如此说来,宁大富出师未捷身先死,已经被宁黄氏拿下了。宁黄氏的妻纲一向很振,宁大富栽在她手里也不是什么不可预料的事,但这次小喜却有点失望,大概是对他寄予了太多期望的缘故。
她沿着窗户走了两圈,问碧玺:“老太爷呢?”
碧玺叹气:“老太爷昨天夜里就被夫人气得去了城外祖宅,这会儿是远水救不了近火了。”
小喜愣在那里,半天都不知说什么好。黄姥爷年事已高,做事当真是不靠谱了。这节骨眼上甩下她远走高飞,留下她孤军奋战,真不知是太抬举她了,还是太低估了宁黄氏。
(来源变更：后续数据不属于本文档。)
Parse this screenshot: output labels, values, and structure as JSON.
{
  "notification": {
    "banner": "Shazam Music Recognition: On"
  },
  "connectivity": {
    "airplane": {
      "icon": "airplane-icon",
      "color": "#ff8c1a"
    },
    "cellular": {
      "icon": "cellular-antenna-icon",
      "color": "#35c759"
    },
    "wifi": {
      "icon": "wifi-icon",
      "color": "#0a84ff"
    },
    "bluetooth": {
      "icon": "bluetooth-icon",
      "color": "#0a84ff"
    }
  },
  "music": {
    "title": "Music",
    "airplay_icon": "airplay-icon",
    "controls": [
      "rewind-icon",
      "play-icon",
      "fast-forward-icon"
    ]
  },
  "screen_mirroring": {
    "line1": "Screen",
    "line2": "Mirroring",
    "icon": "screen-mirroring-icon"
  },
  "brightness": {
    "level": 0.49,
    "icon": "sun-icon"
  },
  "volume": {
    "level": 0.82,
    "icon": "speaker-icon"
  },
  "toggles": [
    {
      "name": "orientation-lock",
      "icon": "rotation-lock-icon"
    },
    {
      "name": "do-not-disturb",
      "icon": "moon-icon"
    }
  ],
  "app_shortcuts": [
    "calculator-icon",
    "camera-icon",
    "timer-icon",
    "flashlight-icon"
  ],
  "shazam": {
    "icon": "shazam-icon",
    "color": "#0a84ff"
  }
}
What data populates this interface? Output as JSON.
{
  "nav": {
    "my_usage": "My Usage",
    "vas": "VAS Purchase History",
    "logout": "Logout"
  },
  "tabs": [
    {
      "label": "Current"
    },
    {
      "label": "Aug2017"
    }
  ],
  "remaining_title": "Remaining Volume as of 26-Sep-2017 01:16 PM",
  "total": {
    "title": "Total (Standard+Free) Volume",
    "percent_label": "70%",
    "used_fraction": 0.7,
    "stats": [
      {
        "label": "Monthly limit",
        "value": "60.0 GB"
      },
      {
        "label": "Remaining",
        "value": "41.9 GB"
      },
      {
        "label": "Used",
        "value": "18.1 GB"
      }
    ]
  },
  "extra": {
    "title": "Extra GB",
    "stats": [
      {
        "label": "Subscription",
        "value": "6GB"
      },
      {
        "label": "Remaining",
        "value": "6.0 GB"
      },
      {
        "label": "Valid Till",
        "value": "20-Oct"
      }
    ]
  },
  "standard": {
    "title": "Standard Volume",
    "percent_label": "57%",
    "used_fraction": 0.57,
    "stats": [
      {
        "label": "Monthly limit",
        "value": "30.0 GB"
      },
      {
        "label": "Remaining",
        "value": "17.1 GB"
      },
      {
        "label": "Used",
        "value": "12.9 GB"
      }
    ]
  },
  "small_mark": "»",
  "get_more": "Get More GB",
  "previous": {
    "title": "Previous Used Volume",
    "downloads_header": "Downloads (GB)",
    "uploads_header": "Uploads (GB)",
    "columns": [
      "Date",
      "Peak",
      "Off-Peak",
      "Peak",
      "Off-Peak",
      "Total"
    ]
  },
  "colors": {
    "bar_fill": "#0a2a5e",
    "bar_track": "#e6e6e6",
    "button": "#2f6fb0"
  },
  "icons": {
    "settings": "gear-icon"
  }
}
外面人来人往时有人声,却没有一个是她的援助,小喜一屁股坐下,内心真是纠结极了。在没有外援的情况下,她难道真的要履行这桩婚约?当然,退一步讲,即使是嫁人也没什么大不了的,对方是不是四肢周全五官端正也并不是那么重要,反正她迟早都要死,还有什么好反抗的呢?
但是话说回来,她要是订下这门亲,不用等到十六岁她就得死,秦大少也够可怜的,要是再背上个克妻的罪名,那不是更把他往死里逼?损人不利己的事,宁小喜还是不要做。再说了,她还要留着这点寿命等常稷呢。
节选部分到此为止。